Three times he fled round the lake, and the evil ones pursued him. Then, feeling that there was no safety for him near Dosmery Pool, he sprang swifter than the wind across it, shrieking with agony, and thus, -- since the devils cannot cross water, and were obliged to go round the lake, -- he gained on them and fled over the moor.
Away, away went Tregeagle, faster and faster the dark spirits pursuing, and they had nearly overtaken him, when he saw Roach Rock and its chapel before him. He rushed up the rocks, with giant power clambered to the eastern window, and dashed his head through it, thus securing the shelter of its sanctity. The defeated demons retired, and long and loud were their wild wailings in the air. The inhabitants of the moors and of the neighbouring towns slept not a Wink that night.
Tregeagle was safe, his head was within the holy church, though his body was exposed on a bare rock to the storm. Earnest were the prayers of the blessed hermit in his cell on the rock to be relieved from his nocturnal and sinful visitor.
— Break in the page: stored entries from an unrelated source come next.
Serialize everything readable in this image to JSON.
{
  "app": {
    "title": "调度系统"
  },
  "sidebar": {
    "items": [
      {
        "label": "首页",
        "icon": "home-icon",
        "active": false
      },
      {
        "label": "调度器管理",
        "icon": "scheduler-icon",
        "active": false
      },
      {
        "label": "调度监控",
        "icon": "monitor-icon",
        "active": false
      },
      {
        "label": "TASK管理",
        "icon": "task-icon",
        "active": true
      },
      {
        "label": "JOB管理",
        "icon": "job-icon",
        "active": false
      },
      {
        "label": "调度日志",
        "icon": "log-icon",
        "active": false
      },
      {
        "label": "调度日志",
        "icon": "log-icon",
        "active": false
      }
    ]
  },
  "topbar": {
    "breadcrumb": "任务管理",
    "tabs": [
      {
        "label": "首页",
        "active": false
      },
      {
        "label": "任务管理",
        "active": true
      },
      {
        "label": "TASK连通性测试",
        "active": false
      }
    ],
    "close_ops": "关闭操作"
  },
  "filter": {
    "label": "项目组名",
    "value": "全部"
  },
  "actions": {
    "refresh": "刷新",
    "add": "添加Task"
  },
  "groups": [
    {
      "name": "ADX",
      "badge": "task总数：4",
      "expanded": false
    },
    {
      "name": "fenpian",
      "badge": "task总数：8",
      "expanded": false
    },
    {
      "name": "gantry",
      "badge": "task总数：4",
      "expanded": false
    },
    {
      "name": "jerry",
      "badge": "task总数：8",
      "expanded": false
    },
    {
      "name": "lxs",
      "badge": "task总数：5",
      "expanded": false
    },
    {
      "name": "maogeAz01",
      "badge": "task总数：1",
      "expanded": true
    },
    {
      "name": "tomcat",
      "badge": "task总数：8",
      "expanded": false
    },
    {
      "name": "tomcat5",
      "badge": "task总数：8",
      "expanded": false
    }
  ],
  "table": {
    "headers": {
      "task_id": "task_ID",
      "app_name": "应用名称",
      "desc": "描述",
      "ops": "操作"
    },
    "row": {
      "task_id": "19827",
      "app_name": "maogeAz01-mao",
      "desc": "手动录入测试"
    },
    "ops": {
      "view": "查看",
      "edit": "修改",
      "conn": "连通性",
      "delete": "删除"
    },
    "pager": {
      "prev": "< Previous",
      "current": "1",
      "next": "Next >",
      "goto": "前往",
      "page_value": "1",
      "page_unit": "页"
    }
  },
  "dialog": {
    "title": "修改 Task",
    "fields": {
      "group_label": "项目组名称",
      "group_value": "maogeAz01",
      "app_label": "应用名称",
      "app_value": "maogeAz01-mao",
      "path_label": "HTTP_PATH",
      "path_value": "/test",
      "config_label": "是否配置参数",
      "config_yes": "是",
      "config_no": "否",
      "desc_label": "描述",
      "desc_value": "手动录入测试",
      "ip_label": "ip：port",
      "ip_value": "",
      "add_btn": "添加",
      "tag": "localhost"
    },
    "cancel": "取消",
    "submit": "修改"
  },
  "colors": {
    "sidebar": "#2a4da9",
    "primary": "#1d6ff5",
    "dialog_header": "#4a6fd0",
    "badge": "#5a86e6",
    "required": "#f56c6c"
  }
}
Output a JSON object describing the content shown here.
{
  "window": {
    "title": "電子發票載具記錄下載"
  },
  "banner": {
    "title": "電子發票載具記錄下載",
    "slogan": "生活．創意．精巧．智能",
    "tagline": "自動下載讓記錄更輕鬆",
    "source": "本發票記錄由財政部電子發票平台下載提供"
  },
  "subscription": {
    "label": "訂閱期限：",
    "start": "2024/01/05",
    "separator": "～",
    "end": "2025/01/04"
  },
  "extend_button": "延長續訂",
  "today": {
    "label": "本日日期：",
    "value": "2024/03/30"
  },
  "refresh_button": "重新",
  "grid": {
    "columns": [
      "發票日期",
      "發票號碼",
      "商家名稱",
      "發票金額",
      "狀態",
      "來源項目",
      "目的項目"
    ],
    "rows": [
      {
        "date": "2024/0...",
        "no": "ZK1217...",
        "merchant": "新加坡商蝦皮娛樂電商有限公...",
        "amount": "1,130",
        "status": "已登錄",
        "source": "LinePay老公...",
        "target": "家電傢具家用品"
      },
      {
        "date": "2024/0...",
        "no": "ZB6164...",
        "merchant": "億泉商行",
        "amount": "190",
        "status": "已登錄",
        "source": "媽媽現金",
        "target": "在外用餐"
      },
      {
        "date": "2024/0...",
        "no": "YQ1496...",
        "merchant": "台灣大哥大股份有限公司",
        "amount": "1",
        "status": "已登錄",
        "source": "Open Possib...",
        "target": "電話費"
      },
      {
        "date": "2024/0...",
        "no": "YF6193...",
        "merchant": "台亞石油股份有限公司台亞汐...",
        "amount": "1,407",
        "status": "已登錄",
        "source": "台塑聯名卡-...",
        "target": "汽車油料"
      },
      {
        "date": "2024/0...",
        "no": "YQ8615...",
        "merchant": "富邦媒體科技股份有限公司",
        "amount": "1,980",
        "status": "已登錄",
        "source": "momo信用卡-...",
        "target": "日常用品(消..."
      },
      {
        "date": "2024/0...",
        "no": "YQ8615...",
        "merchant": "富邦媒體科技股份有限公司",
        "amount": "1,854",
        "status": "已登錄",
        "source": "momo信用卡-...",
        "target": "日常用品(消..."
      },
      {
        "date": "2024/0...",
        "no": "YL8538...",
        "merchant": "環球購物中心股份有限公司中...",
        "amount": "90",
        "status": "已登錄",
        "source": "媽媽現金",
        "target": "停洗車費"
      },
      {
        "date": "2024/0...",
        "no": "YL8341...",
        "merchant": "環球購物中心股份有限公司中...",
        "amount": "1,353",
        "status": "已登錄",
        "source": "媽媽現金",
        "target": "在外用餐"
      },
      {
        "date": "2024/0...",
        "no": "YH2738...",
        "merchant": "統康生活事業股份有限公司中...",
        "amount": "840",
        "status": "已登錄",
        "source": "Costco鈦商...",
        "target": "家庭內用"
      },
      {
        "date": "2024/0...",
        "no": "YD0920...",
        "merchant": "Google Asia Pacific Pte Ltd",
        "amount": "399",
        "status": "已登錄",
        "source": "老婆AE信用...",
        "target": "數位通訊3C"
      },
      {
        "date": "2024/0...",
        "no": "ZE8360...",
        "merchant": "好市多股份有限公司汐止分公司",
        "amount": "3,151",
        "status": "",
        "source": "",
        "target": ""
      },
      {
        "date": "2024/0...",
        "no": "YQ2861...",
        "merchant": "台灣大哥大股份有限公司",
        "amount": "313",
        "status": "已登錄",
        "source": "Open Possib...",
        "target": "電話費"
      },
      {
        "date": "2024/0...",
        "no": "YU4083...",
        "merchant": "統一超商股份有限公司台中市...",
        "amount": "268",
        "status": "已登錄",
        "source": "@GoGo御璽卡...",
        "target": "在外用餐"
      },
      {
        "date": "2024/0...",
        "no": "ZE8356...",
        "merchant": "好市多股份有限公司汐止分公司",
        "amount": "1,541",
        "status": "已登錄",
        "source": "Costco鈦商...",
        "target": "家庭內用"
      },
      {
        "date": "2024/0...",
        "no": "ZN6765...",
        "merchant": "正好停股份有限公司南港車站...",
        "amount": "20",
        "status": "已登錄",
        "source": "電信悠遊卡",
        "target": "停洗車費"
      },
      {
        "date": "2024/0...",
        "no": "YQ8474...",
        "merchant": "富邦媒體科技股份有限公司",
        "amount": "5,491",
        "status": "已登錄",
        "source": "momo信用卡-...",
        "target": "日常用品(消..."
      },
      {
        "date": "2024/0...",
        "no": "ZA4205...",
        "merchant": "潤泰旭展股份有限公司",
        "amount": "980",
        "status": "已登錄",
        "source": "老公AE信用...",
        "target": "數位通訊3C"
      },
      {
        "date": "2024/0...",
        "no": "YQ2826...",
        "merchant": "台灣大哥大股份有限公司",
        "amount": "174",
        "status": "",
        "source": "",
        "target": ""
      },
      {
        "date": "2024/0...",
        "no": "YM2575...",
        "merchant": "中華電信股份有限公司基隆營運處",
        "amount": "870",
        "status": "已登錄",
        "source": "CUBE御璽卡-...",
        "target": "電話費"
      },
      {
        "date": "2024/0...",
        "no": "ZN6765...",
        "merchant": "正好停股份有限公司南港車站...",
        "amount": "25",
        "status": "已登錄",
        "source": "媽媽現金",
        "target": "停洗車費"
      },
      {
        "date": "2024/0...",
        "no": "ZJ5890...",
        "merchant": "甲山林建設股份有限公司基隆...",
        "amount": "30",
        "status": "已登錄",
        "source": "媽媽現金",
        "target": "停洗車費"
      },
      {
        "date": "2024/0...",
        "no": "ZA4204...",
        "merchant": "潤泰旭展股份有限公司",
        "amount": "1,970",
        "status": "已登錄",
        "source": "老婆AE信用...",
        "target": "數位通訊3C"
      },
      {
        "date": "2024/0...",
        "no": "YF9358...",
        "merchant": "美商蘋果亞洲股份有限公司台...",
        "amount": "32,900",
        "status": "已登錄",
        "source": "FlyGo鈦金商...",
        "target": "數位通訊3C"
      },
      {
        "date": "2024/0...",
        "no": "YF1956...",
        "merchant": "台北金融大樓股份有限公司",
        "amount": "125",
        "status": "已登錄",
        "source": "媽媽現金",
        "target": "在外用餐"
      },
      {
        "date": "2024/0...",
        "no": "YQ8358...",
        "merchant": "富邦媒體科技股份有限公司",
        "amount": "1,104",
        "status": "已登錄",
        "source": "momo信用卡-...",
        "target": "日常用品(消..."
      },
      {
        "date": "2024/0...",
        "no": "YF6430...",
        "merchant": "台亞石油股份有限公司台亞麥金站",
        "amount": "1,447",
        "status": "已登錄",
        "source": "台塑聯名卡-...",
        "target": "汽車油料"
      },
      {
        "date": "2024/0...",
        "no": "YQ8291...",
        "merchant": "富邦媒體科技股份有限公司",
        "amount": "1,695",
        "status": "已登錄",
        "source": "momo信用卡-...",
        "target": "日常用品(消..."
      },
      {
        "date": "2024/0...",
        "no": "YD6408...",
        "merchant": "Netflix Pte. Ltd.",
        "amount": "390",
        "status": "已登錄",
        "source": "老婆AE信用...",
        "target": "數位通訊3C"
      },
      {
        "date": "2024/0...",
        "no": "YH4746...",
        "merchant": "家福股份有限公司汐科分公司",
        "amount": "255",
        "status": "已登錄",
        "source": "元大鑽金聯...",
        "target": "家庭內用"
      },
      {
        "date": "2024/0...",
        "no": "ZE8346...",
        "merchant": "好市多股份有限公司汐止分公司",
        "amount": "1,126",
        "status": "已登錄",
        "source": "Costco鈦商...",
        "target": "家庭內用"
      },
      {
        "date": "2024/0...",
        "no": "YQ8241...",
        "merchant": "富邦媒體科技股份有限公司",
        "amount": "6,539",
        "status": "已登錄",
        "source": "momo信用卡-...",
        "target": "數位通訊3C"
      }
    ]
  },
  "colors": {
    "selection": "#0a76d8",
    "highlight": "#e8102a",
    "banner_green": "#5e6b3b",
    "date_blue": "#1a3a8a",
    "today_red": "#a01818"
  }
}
In vain were the recluse's prayers. Day after day, as he knelt at the altar, the ghastly head of the doomed sinner grinned horridly down upon him. Every holy ejaculation fell upon Tregeagle's ear like molten iron. He writhed and shrieked under the torture; but legions of devils filled the air, ready to seize him, if for a moment he withdrew his head from the sanctuary, Sabbath after Sabbath the little chapel on the rock was rendered a scene of sad confusion by the interruptions which Tregeagle caused. Men trembled with fear at his agonising cries, and women swooned. At length the place was deserted, and even the saint of the rock was wasting to death by the constant perturbation in which he was kept by the unholy spirit, and the demons who, like carrion birds, swarmed around the holy cairn. Things could not go on thus. The monks of Bodmin and the priests from the neighbouring churches gathered together, and the result of their long and anxious deliberations was, that Tregeagle, guarded by two saints, should be taken to the north coast, near Padstow, and employed in making trusses of sand, and ropes of sand with which to bind them. By powerful spell, Tregeagle was removed from Roach, and fixed upon the sandy shores of the Padstow district. Sinners are seldom permitted to enjoy any peace of soul. As the ball of sand grew into form, the tides rose, and the breakers spread out the sands again a level sheet; again was it packed together and again washed away.--Toil! toil ! toil! day and night unrestingly, sand on sand grew with each hour, and ruthlessly the ball was swept, by one blow of a sea wave, along the shore.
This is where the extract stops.